Fig. 1. True (top row) and inferred (bottom row) genealogies under four mimicry evolution hypotheses.

Colors represent distinct mimicry alleles/phenotypes. a Mimicry alleles are shared because of introgressive hybridization. b Mimicry evolves ancestrally, and descendant lineages inherit and maintain the ancestral alleles. c Mimicry evolves ancestrally, and alleles are gained and lost so that the extant alleles are distinct from the ancestral alleles. d Unique mimicry alleles arise by the independent evolution of mimicry. Under introgression and incomplete lineage sorting (ILS), the inferred genealogies will show alleles grouping by phenotype rather than species (a, b), but the branch lengths will be relatively shorter for introgression than for ILS. Under allelic turnover and independent evolution, the inferred genealogies will result in alleles grouping by species (c, d), but the branch lengths are expected to be longer for allelic turnover because of underlying balancing selection.
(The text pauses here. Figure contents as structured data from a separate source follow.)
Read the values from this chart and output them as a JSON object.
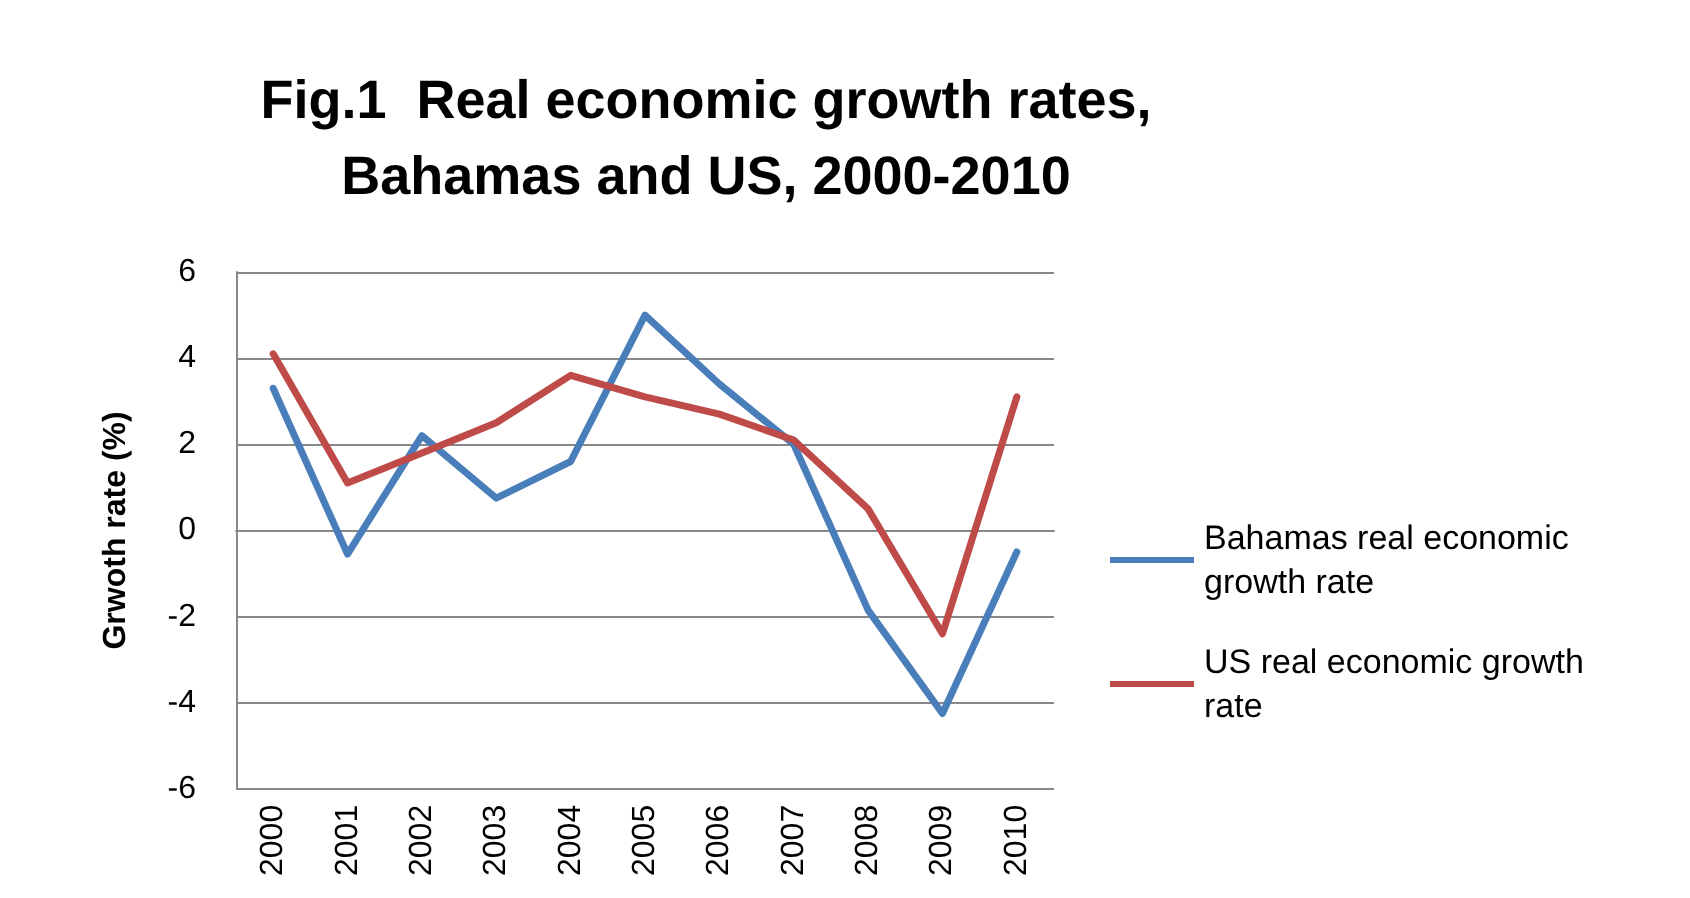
{
  "chart_data": {
    "type": "line",
    "title": "Fig.1  Real economic growth rates,\nBahamas and US, 2000-2010",
    "ylabel": "Grwoth rate (%)",
    "categories": [
      "2000",
      "2001",
      "2002",
      "2003",
      "2004",
      "2005",
      "2006",
      "2007",
      "2008",
      "2009",
      "2010"
    ],
    "series": [
      {
        "name": "Bahamas real economic growth rate",
        "color": "#4a7ebb",
        "values": [
          3.3,
          -0.55,
          2.2,
          0.75,
          1.6,
          5.0,
          3.4,
          2.0,
          -1.85,
          -4.25,
          -0.5
        ]
      },
      {
        "name": "US real economic growth rate",
        "color": "#be4b48",
        "values": [
          4.1,
          1.1,
          1.8,
          2.5,
          3.6,
          3.1,
          2.7,
          2.1,
          0.5,
          -2.4,
          3.1
        ]
      }
    ],
    "ylim": [
      -6,
      6
    ],
    "yticks": [
      -6,
      -4,
      -2,
      0,
      2,
      4,
      6
    ],
    "grid": "y",
    "legend": "right",
    "marker": "none",
    "line_style": "solid"
  }
}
A history of allelic turnover will also leave behind population genetic signatures of balancing selection, such as elevated Tajima’s D in the region of interest. Under allelic turnover, the amount of shared ancestral variation should track phylogenetic relatedness, because recombination and gene conversion will erase the evidence of ancestral variants as a lineage ages. Because shared ancestral variation is more likely to be retained at younger timescales, allelic genealogies may show alleles of one species nested within another species for younger lineages. In contrast, independent evolution need not involve balancing selection, and if variants are shared among lineages, these should not be correlated with the lineages’ phylogenetic proximity.